Many local delicacies tend to include spoilage - basically, any time you eat some delicacy that smells awful, it's probably (controlled) spoilage. For example, Olomoucké tvarůžky, a very bad smelling kind of Moravian cheese, actually use the same bacteria that causes smelly feet. You will find the same in many traditional wines as well (remember the part where people crush the grapevines with their bare feet? Yum, yum, right? :P).
So, what kind of spoilage you should always be critical of?
- Molds are generally dangerous, and may cause chronic, incurable diseases; unless it's a cultured mold (e.g. moldy cheese), stay away. Cooking the food will not help, since the harmful part usually aren't the molds themselves, but rather the toxins they produce - those will not disappear through cooking. Cutting out the moldy part will usually not help either - by the time you can see the mold, it's usually grown all the way through the whole food.

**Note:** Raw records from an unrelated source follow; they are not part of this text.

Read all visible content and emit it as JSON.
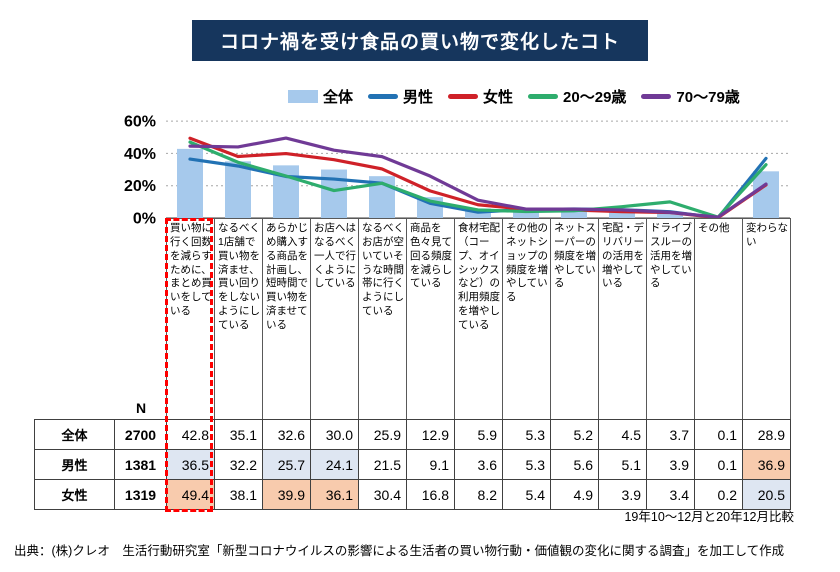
{
  "title": "コロナ禍を受け食品の買い物で変化したコト",
  "note": "19年10～12月と20年12月比較",
  "source": "出典：(株)クレオ　生活行動研究室「新型コロナウイルスの影響による生活者の買い物行動・価値観の変化に関する調査」を加工して作成",
  "colors": {
    "title_bg": "#16365D",
    "bar": "#A6C9EC",
    "male": "#2272B4",
    "female": "#CF2128",
    "young": "#2EAD6D",
    "old": "#703A96",
    "grid": "#A6A6A6",
    "axis": "#808080",
    "highlight_blue": "#DEE6F2",
    "highlight_orange": "#F8CBAD",
    "frame_red": "#FF0000"
  },
  "legend": [
    {
      "key": "zentai",
      "label": "全体",
      "type": "bar",
      "color_key": "bar"
    },
    {
      "key": "male",
      "label": "男性",
      "type": "line",
      "color_key": "male"
    },
    {
      "key": "female",
      "label": "女性",
      "type": "line",
      "color_key": "female"
    },
    {
      "key": "age20-29",
      "label": "20～29歳",
      "type": "line",
      "color_key": "young"
    },
    {
      "key": "age70-79",
      "label": "70～79歳",
      "type": "line",
      "color_key": "old"
    }
  ],
  "chart_data": {
    "type": "bar+line",
    "title": "コロナ禍を受け食品の買い物で変化したコト",
    "ylim": [
      0,
      60
    ],
    "yticks": [
      {
        "value": 0,
        "label": "0%"
      },
      {
        "value": 20,
        "label": "20%"
      },
      {
        "value": 40,
        "label": "40%"
      },
      {
        "value": 60,
        "label": "60%"
      }
    ],
    "grid": "dotted horizontal",
    "legend_position": "top",
    "categories": [
      "買い物に行く回数を減らすために、まとめ買いをしている",
      "なるべく1店舗で買い物を済ませ、買い回りをしないようにしている",
      "あらかじめ購入する商品を計画し、短時間で買い物を済ませている",
      "お店へはなるべく一人で行くようにしている",
      "なるべくお店が空いていそうな時間帯に行くようにしている",
      "商品を色々見て回る頻度を減らしている",
      "食材宅配（コープ、オイシックスなど）の利用頻度を増やしている",
      "その他のネットショップの頻度を増やしている",
      "ネットスーパーの頻度を増やしている",
      "宅配・デリバリーの活用を増やしている",
      "ドライブスルーの活用を増やしている",
      "その他",
      "変わらない"
    ],
    "bar_series": {
      "name": "全体",
      "color_key": "bar",
      "values": [
        42.8,
        35.1,
        32.6,
        30.0,
        25.9,
        12.9,
        5.9,
        5.3,
        5.2,
        4.5,
        3.7,
        0.1,
        28.9
      ]
    },
    "line_series": [
      {
        "name": "男性",
        "color_key": "male",
        "values": [
          36.5,
          32.2,
          25.7,
          24.1,
          21.5,
          9.1,
          3.6,
          5.3,
          5.6,
          5.1,
          3.9,
          0.1,
          36.9
        ]
      },
      {
        "name": "女性",
        "color_key": "female",
        "values": [
          49.4,
          38.1,
          39.9,
          36.1,
          30.4,
          16.8,
          8.2,
          5.4,
          4.9,
          3.9,
          3.4,
          0.2,
          20.5
        ]
      },
      {
        "name": "20～29歳",
        "color_key": "young",
        "values": [
          47.0,
          34.5,
          26.0,
          17.0,
          21.5,
          10.5,
          5.0,
          4.0,
          4.5,
          7.0,
          10.0,
          0.5,
          33.0
        ]
      },
      {
        "name": "70～79歳",
        "color_key": "old",
        "values": [
          44.5,
          44.0,
          49.5,
          42.0,
          38.0,
          26.0,
          11.0,
          5.5,
          5.5,
          5.0,
          3.5,
          0.5,
          21.0
        ]
      }
    ]
  },
  "table": {
    "n_header": "N",
    "rows": [
      {
        "label": "全体",
        "n": "2700",
        "values": [
          "42.8",
          "35.1",
          "32.6",
          "30.0",
          "25.9",
          "12.9",
          "5.9",
          "5.3",
          "5.2",
          "4.5",
          "3.7",
          "0.1",
          "28.9"
        ],
        "highlights": {}
      },
      {
        "label": "男性",
        "n": "1381",
        "values": [
          "36.5",
          "32.2",
          "25.7",
          "24.1",
          "21.5",
          "9.1",
          "3.6",
          "5.3",
          "5.6",
          "5.1",
          "3.9",
          "0.1",
          "36.9"
        ],
        "highlights": {
          "0": "blue",
          "2": "blue",
          "3": "blue",
          "12": "orange"
        }
      },
      {
        "label": "女性",
        "n": "1319",
        "values": [
          "49.4",
          "38.1",
          "39.9",
          "36.1",
          "30.4",
          "16.8",
          "8.2",
          "5.4",
          "4.9",
          "3.9",
          "3.4",
          "0.2",
          "20.5"
        ],
        "highlights": {
          "0": "orange",
          "2": "orange",
          "3": "orange",
          "12": "blue"
        }
      }
    ]
  }
}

- Anything with eggs or poultry. You really don't want Salmonella, it's really ugly. This of course includes stuff like dressings, mayonaisse and similar. Just stay away. If in doubt (as in, I've had those eggs for a while, but they don't show any visible or smellable sign of spoilage), make sure you cook the food thoroughly. Using such eggs in a baked meal that's been in the oven for hours on 70-90°C is probably fine. Using them in e.g. scrambled eggs is a bad idea. Using them in mayonaisse is just asking for trouble.
- Food left in contact with the ground, especially when left out in the sun.
Humans are actually pretty tolerant to lots of different kinds of spoilage, but unless you're actually used to it, it's pretty risky.
But even for other spoilage, always treat food that doesn't smell or look good with suspicion. If you insist on eating it, try a very small portion first - amount is a huge factor in a lot of the bad stuff that can happen to you. However, as @rumntscho noted, this is far from fire-proof - a lot of infections and poisonings can take time to manifest, and you might not even notice trouble in a small dosage.